HIV assoziierte Polyneuropathie in der ART Ära

Erkrankungen peripherer Nerven stellen die häufigste neurologische Komplikation der HIV Infektion dar. Verantwortlich hierfür ist einerseits das HI-Virus selbst, andererseits der Gebrauch von neurotoxischen Substanzen (d-drugs)
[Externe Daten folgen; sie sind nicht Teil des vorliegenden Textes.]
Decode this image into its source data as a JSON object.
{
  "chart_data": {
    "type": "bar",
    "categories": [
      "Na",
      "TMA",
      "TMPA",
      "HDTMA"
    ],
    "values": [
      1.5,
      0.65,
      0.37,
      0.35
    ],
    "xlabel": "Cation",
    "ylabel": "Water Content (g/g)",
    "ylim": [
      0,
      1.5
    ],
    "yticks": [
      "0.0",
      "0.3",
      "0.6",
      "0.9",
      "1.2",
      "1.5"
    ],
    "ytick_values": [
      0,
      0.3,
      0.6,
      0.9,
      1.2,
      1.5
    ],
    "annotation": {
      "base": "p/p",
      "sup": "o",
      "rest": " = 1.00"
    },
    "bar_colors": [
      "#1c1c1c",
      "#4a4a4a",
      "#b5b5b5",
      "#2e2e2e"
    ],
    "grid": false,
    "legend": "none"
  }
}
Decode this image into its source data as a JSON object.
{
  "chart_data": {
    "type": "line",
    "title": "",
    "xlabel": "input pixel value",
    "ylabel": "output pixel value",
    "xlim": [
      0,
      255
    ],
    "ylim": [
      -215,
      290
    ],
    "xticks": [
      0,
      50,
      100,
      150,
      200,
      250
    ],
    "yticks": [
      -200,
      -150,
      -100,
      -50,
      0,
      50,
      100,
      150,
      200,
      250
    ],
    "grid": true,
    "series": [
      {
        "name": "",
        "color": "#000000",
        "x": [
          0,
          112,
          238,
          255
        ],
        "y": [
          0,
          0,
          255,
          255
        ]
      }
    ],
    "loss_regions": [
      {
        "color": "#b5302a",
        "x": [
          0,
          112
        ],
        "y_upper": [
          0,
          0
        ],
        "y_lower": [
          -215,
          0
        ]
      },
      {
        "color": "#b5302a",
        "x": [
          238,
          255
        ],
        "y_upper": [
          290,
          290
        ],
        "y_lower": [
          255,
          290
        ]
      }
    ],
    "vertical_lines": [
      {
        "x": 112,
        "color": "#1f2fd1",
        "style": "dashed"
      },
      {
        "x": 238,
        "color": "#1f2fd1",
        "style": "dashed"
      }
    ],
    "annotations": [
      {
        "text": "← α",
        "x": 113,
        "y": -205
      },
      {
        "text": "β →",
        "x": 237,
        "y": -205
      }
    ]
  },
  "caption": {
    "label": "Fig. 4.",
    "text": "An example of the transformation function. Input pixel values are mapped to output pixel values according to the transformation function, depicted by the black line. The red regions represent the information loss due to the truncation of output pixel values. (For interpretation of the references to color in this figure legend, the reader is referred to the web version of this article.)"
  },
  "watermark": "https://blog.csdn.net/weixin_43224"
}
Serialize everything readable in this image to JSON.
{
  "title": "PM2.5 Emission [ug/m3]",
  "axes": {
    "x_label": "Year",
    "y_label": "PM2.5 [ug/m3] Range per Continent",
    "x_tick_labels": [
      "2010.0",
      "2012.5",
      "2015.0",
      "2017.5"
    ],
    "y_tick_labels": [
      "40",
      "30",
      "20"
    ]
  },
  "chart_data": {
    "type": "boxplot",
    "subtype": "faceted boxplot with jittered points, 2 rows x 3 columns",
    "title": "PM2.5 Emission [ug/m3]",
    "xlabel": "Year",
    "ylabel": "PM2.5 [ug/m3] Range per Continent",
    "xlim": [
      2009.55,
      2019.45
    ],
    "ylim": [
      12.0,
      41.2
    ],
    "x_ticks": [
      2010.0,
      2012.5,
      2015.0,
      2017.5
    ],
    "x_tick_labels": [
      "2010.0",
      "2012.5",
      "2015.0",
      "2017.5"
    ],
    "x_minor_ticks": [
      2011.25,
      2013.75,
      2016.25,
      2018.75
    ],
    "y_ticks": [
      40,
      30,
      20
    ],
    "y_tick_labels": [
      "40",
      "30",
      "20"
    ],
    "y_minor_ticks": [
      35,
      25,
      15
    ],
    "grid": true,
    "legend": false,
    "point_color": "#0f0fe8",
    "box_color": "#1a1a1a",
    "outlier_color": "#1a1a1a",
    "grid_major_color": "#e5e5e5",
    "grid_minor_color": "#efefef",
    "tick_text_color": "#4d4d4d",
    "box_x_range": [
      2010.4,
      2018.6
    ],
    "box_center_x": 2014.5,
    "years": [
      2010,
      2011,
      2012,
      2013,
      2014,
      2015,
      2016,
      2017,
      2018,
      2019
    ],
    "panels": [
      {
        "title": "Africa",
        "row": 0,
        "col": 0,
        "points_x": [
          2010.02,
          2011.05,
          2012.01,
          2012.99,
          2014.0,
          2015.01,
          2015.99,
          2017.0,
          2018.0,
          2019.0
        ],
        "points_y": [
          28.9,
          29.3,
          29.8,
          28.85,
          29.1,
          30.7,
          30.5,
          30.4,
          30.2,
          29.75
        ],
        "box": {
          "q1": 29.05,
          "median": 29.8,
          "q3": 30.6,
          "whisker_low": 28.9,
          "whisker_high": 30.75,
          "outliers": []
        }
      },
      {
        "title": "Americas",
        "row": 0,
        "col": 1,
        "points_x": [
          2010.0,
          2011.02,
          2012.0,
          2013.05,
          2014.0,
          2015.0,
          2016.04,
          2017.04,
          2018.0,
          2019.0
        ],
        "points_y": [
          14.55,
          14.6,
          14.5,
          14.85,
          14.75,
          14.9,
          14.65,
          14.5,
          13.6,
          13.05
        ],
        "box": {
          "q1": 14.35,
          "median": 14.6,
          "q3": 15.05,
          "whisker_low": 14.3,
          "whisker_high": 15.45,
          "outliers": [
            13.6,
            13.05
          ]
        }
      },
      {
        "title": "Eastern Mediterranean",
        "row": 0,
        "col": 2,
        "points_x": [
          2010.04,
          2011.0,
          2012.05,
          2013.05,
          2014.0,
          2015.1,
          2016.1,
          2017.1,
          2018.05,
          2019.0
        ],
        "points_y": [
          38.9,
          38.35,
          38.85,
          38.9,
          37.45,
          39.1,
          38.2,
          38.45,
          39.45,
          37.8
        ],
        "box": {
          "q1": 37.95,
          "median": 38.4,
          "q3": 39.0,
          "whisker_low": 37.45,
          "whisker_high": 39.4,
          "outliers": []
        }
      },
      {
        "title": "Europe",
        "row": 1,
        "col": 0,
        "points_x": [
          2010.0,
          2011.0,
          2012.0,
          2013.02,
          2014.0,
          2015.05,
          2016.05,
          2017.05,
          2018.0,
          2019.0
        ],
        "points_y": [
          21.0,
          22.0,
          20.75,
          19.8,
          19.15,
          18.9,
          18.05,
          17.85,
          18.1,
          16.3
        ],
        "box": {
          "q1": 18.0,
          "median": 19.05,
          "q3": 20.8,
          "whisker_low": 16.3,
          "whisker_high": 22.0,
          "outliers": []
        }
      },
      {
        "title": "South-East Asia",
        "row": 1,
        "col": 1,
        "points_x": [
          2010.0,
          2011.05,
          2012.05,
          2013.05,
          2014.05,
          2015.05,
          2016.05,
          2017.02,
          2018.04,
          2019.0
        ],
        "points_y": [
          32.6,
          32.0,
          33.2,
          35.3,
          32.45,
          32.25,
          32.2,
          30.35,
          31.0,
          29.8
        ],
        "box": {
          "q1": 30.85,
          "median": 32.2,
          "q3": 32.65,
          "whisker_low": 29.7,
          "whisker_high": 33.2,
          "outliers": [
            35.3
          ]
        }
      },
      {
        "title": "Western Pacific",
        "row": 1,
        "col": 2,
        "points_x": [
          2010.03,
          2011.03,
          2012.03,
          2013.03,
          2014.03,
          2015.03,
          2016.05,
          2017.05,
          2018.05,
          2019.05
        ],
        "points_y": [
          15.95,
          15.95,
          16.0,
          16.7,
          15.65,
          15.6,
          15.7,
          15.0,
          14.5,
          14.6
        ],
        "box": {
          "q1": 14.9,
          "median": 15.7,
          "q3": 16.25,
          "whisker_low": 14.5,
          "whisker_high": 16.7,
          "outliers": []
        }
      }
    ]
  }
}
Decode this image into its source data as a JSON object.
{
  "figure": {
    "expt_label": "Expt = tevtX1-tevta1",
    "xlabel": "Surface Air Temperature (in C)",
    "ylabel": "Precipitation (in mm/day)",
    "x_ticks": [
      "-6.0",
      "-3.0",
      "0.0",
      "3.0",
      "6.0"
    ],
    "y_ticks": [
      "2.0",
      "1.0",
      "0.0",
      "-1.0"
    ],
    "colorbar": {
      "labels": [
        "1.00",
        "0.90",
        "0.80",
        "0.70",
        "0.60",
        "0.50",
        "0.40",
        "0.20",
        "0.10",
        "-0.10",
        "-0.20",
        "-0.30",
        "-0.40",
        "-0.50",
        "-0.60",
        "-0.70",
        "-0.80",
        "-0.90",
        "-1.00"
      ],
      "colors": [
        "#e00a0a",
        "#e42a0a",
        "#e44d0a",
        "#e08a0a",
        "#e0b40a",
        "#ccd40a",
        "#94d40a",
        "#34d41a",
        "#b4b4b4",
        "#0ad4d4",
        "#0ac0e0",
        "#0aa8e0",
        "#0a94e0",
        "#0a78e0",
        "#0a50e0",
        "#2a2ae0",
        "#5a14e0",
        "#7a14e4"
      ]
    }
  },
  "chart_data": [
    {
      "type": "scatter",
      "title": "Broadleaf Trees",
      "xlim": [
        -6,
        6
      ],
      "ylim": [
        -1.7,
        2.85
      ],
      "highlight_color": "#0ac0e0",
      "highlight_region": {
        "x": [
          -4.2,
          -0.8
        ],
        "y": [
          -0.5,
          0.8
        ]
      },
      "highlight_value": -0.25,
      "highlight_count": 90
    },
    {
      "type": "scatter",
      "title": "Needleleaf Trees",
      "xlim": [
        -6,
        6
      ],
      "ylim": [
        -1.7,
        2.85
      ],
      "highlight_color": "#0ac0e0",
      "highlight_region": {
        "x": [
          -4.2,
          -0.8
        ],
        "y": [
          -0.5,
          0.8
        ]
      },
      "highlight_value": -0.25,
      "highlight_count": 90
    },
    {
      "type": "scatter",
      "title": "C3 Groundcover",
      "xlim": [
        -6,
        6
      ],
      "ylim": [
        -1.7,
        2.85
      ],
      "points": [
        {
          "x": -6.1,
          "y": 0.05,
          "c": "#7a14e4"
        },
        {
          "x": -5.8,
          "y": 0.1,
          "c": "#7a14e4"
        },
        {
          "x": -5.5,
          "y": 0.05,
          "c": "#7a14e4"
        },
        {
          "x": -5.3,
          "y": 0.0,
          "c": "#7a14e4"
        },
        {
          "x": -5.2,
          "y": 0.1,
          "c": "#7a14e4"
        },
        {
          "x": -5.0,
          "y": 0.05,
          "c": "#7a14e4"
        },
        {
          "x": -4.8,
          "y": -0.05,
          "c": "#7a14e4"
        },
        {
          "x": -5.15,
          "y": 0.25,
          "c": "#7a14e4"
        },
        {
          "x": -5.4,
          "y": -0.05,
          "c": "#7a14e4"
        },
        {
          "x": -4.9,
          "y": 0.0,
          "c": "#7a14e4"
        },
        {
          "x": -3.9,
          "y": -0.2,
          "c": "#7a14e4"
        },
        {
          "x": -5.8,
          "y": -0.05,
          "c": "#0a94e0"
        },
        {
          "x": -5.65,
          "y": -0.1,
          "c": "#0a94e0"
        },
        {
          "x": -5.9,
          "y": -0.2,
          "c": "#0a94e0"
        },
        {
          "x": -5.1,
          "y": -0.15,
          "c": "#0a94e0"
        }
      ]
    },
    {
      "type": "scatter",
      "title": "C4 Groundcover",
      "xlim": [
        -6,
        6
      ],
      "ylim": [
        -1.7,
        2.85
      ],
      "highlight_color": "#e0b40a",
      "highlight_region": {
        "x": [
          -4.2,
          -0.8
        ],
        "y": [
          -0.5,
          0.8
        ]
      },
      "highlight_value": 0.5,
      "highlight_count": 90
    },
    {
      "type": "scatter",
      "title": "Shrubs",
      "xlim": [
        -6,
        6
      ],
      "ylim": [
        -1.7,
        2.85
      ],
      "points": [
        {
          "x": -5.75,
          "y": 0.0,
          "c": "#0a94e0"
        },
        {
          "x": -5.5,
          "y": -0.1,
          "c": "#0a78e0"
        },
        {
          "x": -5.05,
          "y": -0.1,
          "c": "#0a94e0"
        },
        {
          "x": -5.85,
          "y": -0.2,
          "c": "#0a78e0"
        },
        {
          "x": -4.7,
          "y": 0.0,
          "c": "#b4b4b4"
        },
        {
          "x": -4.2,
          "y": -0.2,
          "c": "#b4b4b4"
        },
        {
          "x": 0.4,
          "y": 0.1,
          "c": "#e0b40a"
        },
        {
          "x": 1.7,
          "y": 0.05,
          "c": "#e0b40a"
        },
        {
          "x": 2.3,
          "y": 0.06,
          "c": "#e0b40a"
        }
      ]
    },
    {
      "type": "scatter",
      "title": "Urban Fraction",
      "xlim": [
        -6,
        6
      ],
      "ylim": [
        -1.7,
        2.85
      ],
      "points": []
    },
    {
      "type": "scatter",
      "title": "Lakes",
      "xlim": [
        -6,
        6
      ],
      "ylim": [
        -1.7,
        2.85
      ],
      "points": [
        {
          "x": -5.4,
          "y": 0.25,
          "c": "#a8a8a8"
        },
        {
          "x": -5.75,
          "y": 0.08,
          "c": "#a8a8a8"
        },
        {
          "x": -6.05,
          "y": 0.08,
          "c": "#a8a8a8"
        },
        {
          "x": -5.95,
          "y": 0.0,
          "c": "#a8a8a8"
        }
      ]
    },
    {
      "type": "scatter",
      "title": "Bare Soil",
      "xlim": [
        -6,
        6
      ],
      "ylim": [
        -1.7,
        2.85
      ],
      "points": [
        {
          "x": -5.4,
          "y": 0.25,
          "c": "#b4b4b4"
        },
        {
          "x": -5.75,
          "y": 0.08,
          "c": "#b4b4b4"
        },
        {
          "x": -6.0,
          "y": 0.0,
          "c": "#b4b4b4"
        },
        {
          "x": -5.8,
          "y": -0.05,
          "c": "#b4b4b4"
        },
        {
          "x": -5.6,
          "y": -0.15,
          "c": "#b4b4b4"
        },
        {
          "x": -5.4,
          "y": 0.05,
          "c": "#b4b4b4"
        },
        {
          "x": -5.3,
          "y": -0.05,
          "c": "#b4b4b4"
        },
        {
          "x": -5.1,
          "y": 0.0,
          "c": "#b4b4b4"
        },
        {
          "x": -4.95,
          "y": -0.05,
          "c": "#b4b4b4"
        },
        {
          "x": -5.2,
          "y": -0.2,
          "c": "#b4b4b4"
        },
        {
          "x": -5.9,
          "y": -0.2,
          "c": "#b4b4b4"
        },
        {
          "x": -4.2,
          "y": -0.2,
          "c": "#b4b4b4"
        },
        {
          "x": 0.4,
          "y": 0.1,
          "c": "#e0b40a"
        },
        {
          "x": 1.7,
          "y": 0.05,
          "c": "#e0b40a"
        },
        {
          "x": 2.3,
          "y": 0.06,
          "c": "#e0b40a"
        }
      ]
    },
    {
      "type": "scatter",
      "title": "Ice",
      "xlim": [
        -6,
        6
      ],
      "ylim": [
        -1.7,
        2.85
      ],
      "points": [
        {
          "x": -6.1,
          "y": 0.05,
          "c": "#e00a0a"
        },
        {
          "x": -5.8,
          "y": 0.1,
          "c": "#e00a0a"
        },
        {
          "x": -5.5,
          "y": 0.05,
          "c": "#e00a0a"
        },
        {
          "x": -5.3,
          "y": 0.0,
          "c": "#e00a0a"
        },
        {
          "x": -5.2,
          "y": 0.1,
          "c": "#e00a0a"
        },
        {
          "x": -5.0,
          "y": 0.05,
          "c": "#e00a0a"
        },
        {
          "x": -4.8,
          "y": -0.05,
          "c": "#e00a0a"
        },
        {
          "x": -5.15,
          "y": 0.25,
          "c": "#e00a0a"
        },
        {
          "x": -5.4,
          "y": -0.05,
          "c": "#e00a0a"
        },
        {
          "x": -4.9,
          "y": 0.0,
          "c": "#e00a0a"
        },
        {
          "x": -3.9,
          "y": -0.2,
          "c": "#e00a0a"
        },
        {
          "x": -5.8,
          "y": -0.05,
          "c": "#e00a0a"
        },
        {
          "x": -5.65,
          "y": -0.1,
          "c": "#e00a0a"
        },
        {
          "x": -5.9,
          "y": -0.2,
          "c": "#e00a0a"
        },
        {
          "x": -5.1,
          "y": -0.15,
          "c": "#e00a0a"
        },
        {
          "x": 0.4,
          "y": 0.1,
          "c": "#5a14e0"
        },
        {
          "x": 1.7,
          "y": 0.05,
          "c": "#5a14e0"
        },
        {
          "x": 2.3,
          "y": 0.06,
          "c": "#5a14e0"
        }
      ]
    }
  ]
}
Das klinische Bild ist geprägt von langsam progredienten sensiblen Reiz- und Ausfallerscheinungen v.a der unteren Extremität. Neben Taubheitsgefühl, Par- und Dysästhesien treten in 30 bis 50% der Fälle Schmerzen auf, die als brennend, stechend oder reissend beschrieben werden. Meist fehlt der ASR und das Vibrationsempfinden ist eingeschränkt. Socken- und strumpfförmige Hypästhesie/Hypalgesie finden sich, wie Atrophie und Paresen der kleinen Fussmuskeln.

Die Nukleoisidanaloga DDI, DDC und D4T verursachen in 10-30% der Fälle eine distal symmetrische, sensible axonale Polyneuropathie, die weder klinisch noch elektroneurographisch von der HIV assoziierten distal symmetrischen sensiblen Polyneuropathie (DSSP) zu unterscheiden ist. Entscheidend hierzu ist alleine die Medikamentenanamnese.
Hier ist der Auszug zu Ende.